“Caterì tu non sei una creatura, tu sei un ciucccio”:la mamma glielo ripeteva in continuazione e a sei anni Caterina era seriamente convinta di non essere una bambina come le altre. Più resistente, forse, certamente più scatenata. In famiglia il rosario delle sue imprese veniva sfilato in continuazione. A un anno si era buttata a mare sfuggendo alla sorveglianza dei genitori e correndo a quattro zampe verso la riva. A due già parlava e nel bus l’avevano scambiata per una nana. A tre aveva colorato con la cacca le pareti del bagno. A quattro si era lanciata dall’armadio sul letto di fronte. A cinque aveva ripetuto la stessa prodezza tra la vasca da bagno e il gabinetto sfondandone la tavoletta e tagliandosi il ginocchio. E immancabilmente a ogni incontro della sua numerosa famiglia ripercorreva le tappe per nulla gloriose di quella travagliata infanzia. “Ti ricordi quando Caterina…”iniziava la nonna e il ti ricordi rimbalzava dall’una all’altra zia in un crescendo pericoloso per la creatura. O meglio per il ciuccio.
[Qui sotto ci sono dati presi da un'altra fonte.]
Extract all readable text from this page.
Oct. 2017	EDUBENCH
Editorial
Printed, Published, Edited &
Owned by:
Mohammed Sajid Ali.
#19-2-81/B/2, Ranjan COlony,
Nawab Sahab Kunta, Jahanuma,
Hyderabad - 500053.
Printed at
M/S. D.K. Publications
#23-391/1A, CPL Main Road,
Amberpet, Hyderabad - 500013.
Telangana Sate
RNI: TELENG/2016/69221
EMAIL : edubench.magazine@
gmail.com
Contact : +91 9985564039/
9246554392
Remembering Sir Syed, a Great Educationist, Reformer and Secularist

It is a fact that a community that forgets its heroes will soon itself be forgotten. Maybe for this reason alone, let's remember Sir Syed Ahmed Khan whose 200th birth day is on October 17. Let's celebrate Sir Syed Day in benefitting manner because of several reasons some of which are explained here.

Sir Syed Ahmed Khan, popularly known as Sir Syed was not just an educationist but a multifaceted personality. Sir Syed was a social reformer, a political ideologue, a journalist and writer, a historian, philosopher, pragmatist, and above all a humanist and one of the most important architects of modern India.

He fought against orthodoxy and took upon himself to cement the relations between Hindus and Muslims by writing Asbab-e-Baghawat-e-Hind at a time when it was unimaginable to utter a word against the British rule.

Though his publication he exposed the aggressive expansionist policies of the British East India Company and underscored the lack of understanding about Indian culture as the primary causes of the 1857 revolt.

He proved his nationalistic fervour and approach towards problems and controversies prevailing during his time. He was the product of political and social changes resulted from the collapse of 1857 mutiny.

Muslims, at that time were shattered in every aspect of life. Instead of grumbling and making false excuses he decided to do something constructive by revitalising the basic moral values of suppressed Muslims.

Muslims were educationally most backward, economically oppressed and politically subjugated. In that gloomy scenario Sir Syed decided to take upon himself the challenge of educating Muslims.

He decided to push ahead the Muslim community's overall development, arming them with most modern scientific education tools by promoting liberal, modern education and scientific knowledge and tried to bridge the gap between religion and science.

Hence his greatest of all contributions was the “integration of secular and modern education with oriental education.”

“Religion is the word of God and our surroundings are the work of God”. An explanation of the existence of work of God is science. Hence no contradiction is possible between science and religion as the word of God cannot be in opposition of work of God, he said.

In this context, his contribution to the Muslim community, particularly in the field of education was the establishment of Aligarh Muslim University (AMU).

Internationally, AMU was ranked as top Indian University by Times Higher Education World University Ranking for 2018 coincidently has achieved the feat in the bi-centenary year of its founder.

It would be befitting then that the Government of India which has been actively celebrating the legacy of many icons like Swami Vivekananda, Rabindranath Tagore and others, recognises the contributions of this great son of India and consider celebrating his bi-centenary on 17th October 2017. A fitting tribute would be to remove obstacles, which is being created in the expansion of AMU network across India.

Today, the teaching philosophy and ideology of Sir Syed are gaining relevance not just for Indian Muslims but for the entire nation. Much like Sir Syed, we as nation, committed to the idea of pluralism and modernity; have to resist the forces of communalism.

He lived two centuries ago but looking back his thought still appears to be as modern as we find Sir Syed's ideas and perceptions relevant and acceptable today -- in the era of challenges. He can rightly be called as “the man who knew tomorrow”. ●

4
Caterina se ne fregava: cadeva e si rialzava, precipitava dalle scale e non batteva ciglio, saltava tra mobili e sedie senza riportare un graffio. E se qualche volta si feriva non aspettava neanche che le applicassero il miracoloso cerotto prima di lanciarsi in una nuova spericolata impresa. Delle punizioni quasi non si accorgeva.
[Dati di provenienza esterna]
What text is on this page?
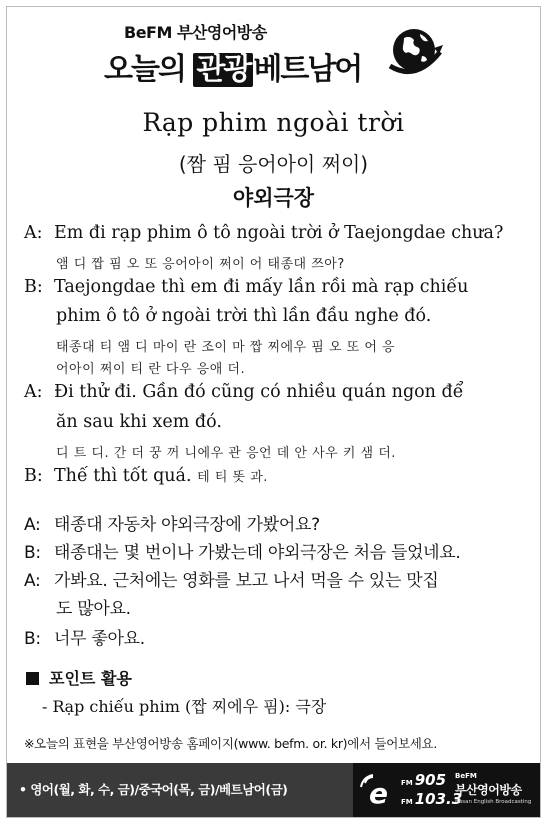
BeFM 부산영어방송
오늘의 관광 베트남어
Rạp phim ngoài trời
(짬 핌 응어아이 쩌이)
야외극장
A: Em đi rạp phim ô tô ngoài trời ở Taejongdae chưa?
앰 디 짭 핌 오 또 응어아이 쩌이 어 태종대 쯔아?
B: Taejongdae thì em đi mấy lần rồi mà rạp chiếu
phim ô tô ở ngoài trời thì lần đầu nghe đó.
태종대 티 앰 디 마이 란 조이 마 짭 찌에우 핌 오 또 어 응
어아이 쩌이 티 란 다우 응애 더.
A: Đi thử đi. Gần đó cũng có nhiều quán ngon để
ăn sau khi xem đó.
디 트 디. 간 더 꿍 꺼 니에우 관 응언 데 안 사우 키 샘 더.
B: Thế thì tốt quá. 테 티 똣 과.
A: 태종대 자동차 야외극장에 가봤어요?
B: 태종대는 몇 번이나 가봤는데 야외극장은 처음 들었네요.
A: 가봐요. 근처에는 영화를 보고 나서 먹을 수 있는 맛집
도 많아요.
B: 너무 좋아요.
포인트 활용
- Rạp chiếu phim (짭 찌에우 핌): 극장
※오늘의 표현을 부산영어방송 홈페이지(www. befm. or. kr)에서 들어보세요.
• 영어(월, 화, 수, 금)/중국어(목, 금)/베트남어(금)	e FM 905
FM 103.3
BeFM
부산영어방송
Busan English Broadcasting
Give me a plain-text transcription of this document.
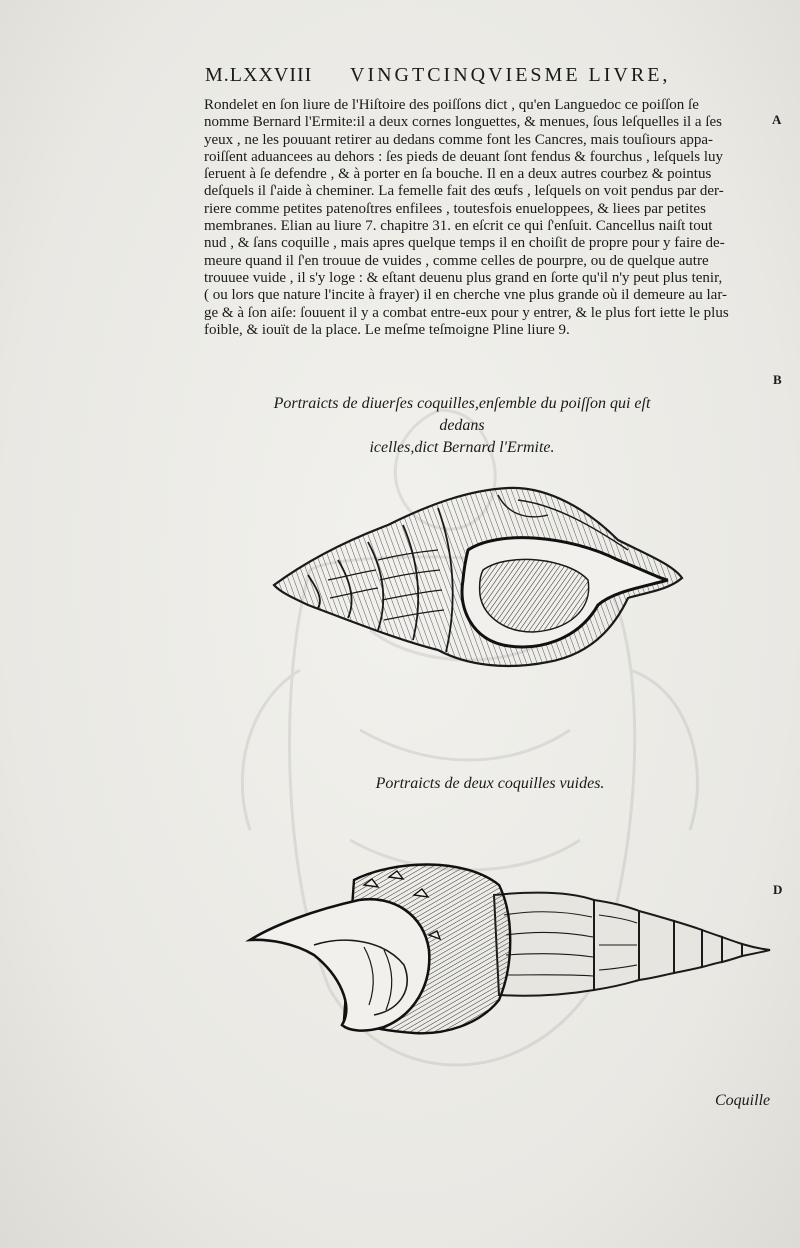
M.LXXVIII VINGTCINQVIESME LIVRE,
Rondelet en ſon liure de l'Hiſtoire des poiſſons dict , qu'en Languedoc ce poiſſon ſe
nomme Bernard l'Ermite:il a deux cornes longuettes, & menues, ſous leſquelles il a ſes
yeux , ne les pouuant retirer au dedans comme font les Cancres, mais touſiours appa-
roiſſent aduancees au dehors : ſes pieds de deuant ſont fendus & fourchus , leſquels luy
ſeruent à ſe defendre , & à porter en ſa bouche. Il en a deux autres courbez & pointus
deſquels il ſ'aide à cheminer. La femelle fait des œufs , leſquels on voit pendus par der-
riere comme petites patenoſtres enfilees , toutesfois enueloppees, & liees par petites
membranes. Elian au liure 7. chapitre 31. en eſcrit ce qui ſ'enſuit. Cancellus naiſt tout
nud , & ſans coquille , mais apres quelque temps il en choiſit de propre pour y faire de-
meure quand il ſ'en trouue de vuides , comme celles de pourpre, ou de quelque autre
trouuee vuide , il s'y loge : & eſtant deuenu plus grand en ſorte qu'il n'y peut plus tenir,
( ou lors que nature l'incite à frayer) il en cherche vne plus grande où il demeure au lar-
ge & à ſon aiſe: ſouuent il y a combat entre-eux pour y entrer, & le plus fort iette le plus
foible, & iouït de la place. Le meſme teſmoigne Pline liure 9.
A
B
D
Portraicts de diuerſes coquilles,enſemble du poiſſon qui eſt dedans
icelles,dict Bernard l'Ermite.
Portraicts de deux coquilles vuides.
Coquille
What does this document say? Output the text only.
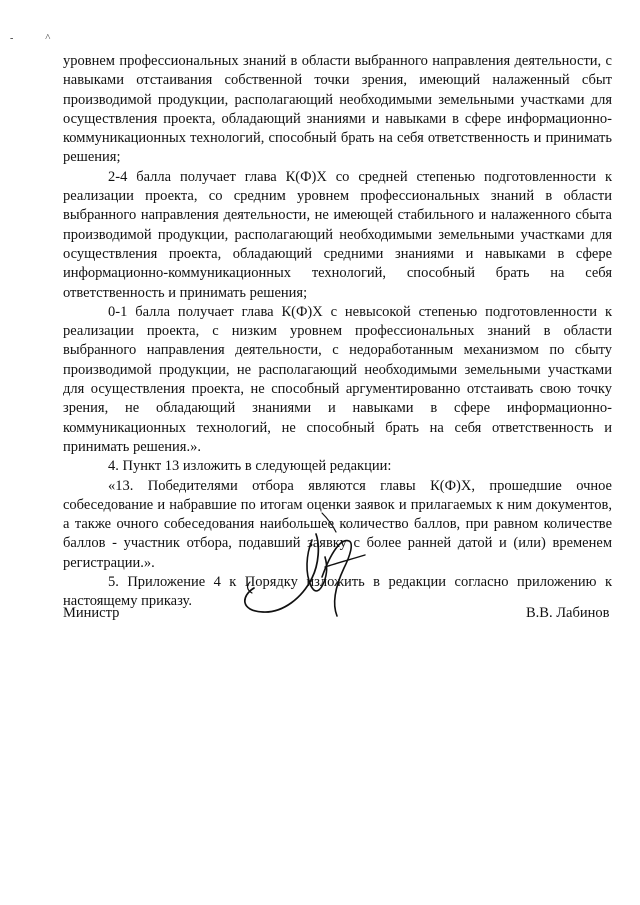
-	˄

уровнем профессиональных знаний в области выбранного направления деятельности, с навыками отстаивания собственной точки зрения, имеющий налаженный сбыт производимой продукции, располагающий необходимыми земельными участками для осуществления проекта, обладающий знаниями и навыками в сфере информационно-коммуникационных технологий, способный брать на себя ответственность и принимать решения;

2-4 балла получает глава К(Ф)Х со средней степенью подготовленности к реализации проекта, со средним уровнем профессиональных знаний в области выбранного направления деятельности, не имеющей стабильного и налаженного сбыта производимой продукции, располагающий необходимыми земельными участками для осуществления проекта, обладающий средними знаниями и навыками в сфере информационно-коммуникационных технологий, способный брать на себя ответственность и принимать решения;

0-1 балла получает глава К(Ф)Х с невысокой степенью подготовленности к реализации проекта, с низким уровнем профессиональных знаний в области выбранного направления деятельности, с недоработанным механизмом по сбыту производимой продукции, не располагающий необходимыми земельными участками для осуществления проекта, не способный аргументированно отстаивать свою точку зрения, не обладающий знаниями и навыками в сфере информационно-коммуникационных технологий, не способный брать на себя ответственность и принимать решения.».

4. Пункт 13 изложить в следующей редакции:

«13. Победителями отбора являются главы К(Ф)Х, прошедшие очное собеседование и набравшие по итогам оценки заявок и прилагаемых к ним документов, а также очного собеседования наибольшее количество баллов, при равном количестве баллов - участник отбора, подавший заявку с более ранней датой и (или) временем регистрации.».

5. Приложение 4 к Порядку изложить в редакции согласно приложению к настоящему приказу.

Министр	В.В. Лабинов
Il fatto era che Caterina si annoiava. Abituata a stare sola, in famiglia non c’erano fratelli né sorelle, e nemmeno una cugina, si faceva compagnia correndo, saltando, inseguendo la palla tra le mura di casa. La televisione ogni tanto la placava, ma solo per poco. I giochini sul cellulare che ammaliavano i suoi coetanei, solitamente l’annoiavano: cose da bambini piccoli, non adatte a un ciuccio come lei.
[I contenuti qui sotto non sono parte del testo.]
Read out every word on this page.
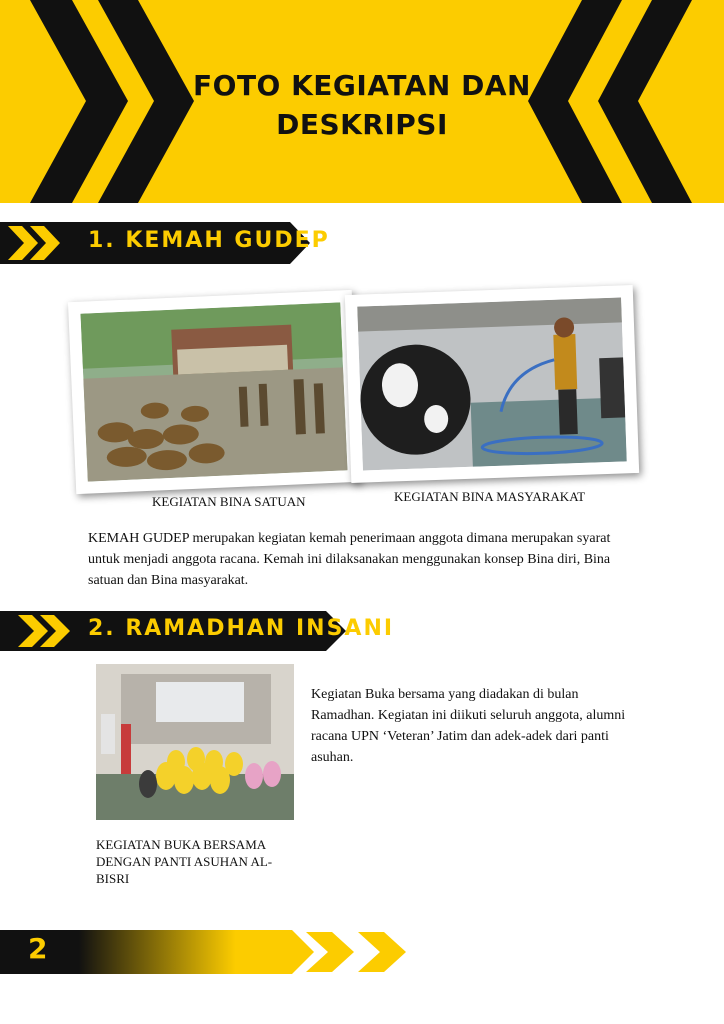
FOTO KEGIATAN DAN
DESKRIPSI
1. KEMAH GUDEP
KEGIATAN BINA SATUAN	KEGIATAN BINA MASYARAKAT
KEMAH GUDEP merupakan kegiatan kemah penerimaan anggota dimana merupakan syarat untuk menjadi anggota racana. Kemah ini dilaksanakan menggunakan konsep Bina diri, Bina satuan dan Bina masyarakat.
2. RAMADHAN INSANI
KEGIATAN BUKA BERSAMA
DENGAN PANTI ASUHAN AL-
BISRI
Kegiatan Buka bersama yang diadakan di bulan Ramadhan. Kegiatan ini diikuti seluruh anggota, alumni racana UPN ‘Veteran’ Jatim dan adek-adek dari panti asuhan.
2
La scuola, invece, quando finalmente ci arrivò, le piaceva. Certo, continuava a sfilarsi le scarpe sotto al banco e prima di alzarsi per le interrogazioni si lanciava a recuperarle tra le risate dei compagni, e ogni volta che si muoveva trascinava con sé banchi e sedie, ma la sua allegria e le risposte pronte divertivano gli altri bambini che generalmente le volevano bene. Ma durava poco, presto la riportavano a casa dove tornava a essere il solito ciuccio. Anche i compiti li sbrigava troppo in fretta per restare occupata a lungo. I libri le piacevano, ma in casa si leggeva solo quello che compariva sul cellulare. Cosa di un minuto.
Non che mamma e papà non le volessero bene, per carità. Solo che non capivano quella figlia scatenata che era toccata loro in sorte e soprattutto, presi dalla necessità di lavorare e mandare avanti la casa, non trovavano mai il modo giusto di placarla. O almeno di farle compagnia. Caterina era un povero ciuccio solitario che viveva in un mondo diverso da quello abitato dagli adulti che la circondavano: lei viaggiava lontano, sempre più lontano, immaginando mari infiniti, spiagge immense dove correre e saltare, e la casa, il cortile dove solo raramente le era permesso di giocare, le andavano stretti, troppo stretti. I discorsi degli adulti, poi, l’annoiavano. Il quotidiano non faceva per lei che sognava alla grande e non sapeva dare un nome a quella sensazione di freddo che a volte la pigliava lasciandola senza fiato. Caterina aveva un mondo da riempire e non sapeva come farlo.